Comme dans tous les grands clubs, seuls les meilleurs jeunes ont accès à l'équipe première. À l'aube de la saison 2019, Phillips, barré par la concurrence, prolonge chez les Scousers avant d'être envoyé pour un double prêt de six mois à Stuttgart, en seconde division allemande. Il revient auréolé d'une montée en Bundesliga mais son avenir semble s'inscrire loin de Liverpool une nouvelle fois. Middlesbrough, Bristol City, Schalke ou encore le Werder Brême sont intéressés. «12 équipes de Championship le voulaient cet été, révélait Klopp hier en conférence d'après-match. J'étais bien avec lui mais ça n'a pas marché pour une raison quelconque et ce soir, il a été parfait.» Une nouvelle fois, le destin a tourné en faveur du joueur. Et face à de telles circonstances, il peut se mettre à rêver encore plus grand.

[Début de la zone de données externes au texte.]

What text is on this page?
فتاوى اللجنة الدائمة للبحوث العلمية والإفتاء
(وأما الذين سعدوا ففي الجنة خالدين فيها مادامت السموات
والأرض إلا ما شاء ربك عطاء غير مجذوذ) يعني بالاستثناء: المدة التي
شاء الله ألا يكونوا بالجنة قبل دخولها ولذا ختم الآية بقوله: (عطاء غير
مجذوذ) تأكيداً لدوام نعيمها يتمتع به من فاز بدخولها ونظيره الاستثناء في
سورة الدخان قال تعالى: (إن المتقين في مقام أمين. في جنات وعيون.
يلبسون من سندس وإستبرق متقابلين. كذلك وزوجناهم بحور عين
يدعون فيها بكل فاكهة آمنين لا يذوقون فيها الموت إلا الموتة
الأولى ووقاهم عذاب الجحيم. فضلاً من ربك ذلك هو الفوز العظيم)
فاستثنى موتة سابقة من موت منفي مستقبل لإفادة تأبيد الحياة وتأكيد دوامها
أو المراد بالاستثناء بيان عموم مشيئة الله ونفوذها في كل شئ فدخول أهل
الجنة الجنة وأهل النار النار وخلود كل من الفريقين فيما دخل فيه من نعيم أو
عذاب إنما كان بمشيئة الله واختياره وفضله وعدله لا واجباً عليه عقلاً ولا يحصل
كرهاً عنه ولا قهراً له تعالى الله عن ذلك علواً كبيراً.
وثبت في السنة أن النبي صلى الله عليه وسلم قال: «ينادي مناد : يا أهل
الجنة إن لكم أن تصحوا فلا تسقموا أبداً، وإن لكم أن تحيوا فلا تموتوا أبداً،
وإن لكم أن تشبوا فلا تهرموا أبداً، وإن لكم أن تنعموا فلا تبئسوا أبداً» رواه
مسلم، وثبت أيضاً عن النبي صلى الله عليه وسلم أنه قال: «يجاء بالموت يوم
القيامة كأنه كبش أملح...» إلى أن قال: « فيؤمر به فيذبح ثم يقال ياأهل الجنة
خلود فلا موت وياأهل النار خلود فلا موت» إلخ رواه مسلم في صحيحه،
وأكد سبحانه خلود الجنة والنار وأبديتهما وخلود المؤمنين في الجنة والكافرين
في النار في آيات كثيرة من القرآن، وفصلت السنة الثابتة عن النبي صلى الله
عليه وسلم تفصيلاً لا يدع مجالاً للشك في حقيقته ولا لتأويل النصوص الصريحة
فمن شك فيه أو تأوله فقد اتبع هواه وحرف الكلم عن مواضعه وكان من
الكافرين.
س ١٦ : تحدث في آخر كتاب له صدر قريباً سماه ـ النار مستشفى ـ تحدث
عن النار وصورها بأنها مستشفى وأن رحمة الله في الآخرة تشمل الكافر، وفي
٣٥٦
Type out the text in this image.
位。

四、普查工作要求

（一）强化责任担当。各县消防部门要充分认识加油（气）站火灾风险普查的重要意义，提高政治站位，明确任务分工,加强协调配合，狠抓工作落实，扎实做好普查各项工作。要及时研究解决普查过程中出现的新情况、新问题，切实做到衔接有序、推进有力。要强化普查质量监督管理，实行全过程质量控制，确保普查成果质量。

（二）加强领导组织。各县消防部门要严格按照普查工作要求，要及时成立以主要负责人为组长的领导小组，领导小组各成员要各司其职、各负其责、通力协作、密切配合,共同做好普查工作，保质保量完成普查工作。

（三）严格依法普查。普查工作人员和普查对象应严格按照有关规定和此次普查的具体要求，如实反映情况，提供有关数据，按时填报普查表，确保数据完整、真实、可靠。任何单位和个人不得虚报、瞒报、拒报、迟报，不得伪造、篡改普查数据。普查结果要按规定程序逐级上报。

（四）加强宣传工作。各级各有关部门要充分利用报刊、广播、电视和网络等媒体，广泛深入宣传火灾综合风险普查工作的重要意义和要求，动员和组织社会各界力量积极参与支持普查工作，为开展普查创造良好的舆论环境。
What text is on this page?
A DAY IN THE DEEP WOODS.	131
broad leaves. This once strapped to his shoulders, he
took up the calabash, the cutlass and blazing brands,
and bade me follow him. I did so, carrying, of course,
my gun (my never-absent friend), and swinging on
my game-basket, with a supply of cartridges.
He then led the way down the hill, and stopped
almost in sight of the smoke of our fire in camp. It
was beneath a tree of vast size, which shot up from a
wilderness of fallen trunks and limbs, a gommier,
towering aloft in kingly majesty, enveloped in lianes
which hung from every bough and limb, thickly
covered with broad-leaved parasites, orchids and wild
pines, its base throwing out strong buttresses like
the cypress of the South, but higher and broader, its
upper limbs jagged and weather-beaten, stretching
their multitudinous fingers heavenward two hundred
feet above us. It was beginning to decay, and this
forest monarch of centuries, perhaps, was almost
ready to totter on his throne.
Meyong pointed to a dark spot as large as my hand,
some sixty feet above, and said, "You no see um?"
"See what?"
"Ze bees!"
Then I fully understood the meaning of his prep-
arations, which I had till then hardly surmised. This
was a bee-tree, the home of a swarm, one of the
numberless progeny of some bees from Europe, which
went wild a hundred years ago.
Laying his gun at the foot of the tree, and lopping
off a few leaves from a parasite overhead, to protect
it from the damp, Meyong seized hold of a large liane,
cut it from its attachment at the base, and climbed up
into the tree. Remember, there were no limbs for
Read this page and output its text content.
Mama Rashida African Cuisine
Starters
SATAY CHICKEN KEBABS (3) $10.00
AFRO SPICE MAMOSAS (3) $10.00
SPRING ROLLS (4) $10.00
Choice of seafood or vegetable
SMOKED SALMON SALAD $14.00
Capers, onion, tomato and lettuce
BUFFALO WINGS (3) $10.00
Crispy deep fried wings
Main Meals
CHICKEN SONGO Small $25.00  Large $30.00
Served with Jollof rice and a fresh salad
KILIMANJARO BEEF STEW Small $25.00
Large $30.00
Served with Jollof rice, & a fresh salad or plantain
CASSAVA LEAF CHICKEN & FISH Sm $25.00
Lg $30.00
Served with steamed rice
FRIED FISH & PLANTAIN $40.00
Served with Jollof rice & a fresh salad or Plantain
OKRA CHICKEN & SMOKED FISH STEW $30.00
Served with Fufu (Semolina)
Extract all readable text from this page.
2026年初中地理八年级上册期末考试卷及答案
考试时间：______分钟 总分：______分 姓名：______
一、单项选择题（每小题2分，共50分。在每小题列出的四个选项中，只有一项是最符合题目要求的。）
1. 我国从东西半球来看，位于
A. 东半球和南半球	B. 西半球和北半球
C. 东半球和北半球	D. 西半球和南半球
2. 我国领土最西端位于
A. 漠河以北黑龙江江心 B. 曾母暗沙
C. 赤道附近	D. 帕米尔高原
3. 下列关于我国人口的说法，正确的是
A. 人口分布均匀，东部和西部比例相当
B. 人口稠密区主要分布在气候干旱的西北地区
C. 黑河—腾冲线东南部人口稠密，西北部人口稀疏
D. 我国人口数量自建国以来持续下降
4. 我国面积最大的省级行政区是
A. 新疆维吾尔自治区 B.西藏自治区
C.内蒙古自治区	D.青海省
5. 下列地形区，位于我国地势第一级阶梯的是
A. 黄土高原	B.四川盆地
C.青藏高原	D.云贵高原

«Avoir cette opportunité ce soir (samedi), c'est énorme pour moi et ma famille, j'en rêvais. Jeudi lors de l'entraînement, le staff m'en a parlé. Je me suis juste assuré de rester prêt au cas où l'occasion se présentait. Je pense qu'il était important pour moi de bien rentrer dans le match, de calmer mes nerfs, de ne pas essayer de me compliquer la vie. J'ai vraiment adoré ! C'était une bataille aérienne difficile, mais c'est aussi l'une de mes forces.» Avec les blessures des titulaires au poste, le défenseur apparaît désormais comme un concurrent sérieux à Rhys Williams pour entrer dans la rotation à une période charnière. Plus expérimenté et conforté par sa prestation, il pourrait être sur le pont pour affronter Manchester City (08/11) et Leicester (21/11) en Premier League, tandis qu'il n'a pas été inscrit pour la Ligue des Champions. S'il sort de nulle part, Nathaniel Phillips croit en sa bonne étoile. C'est même l'histoire de sa vie.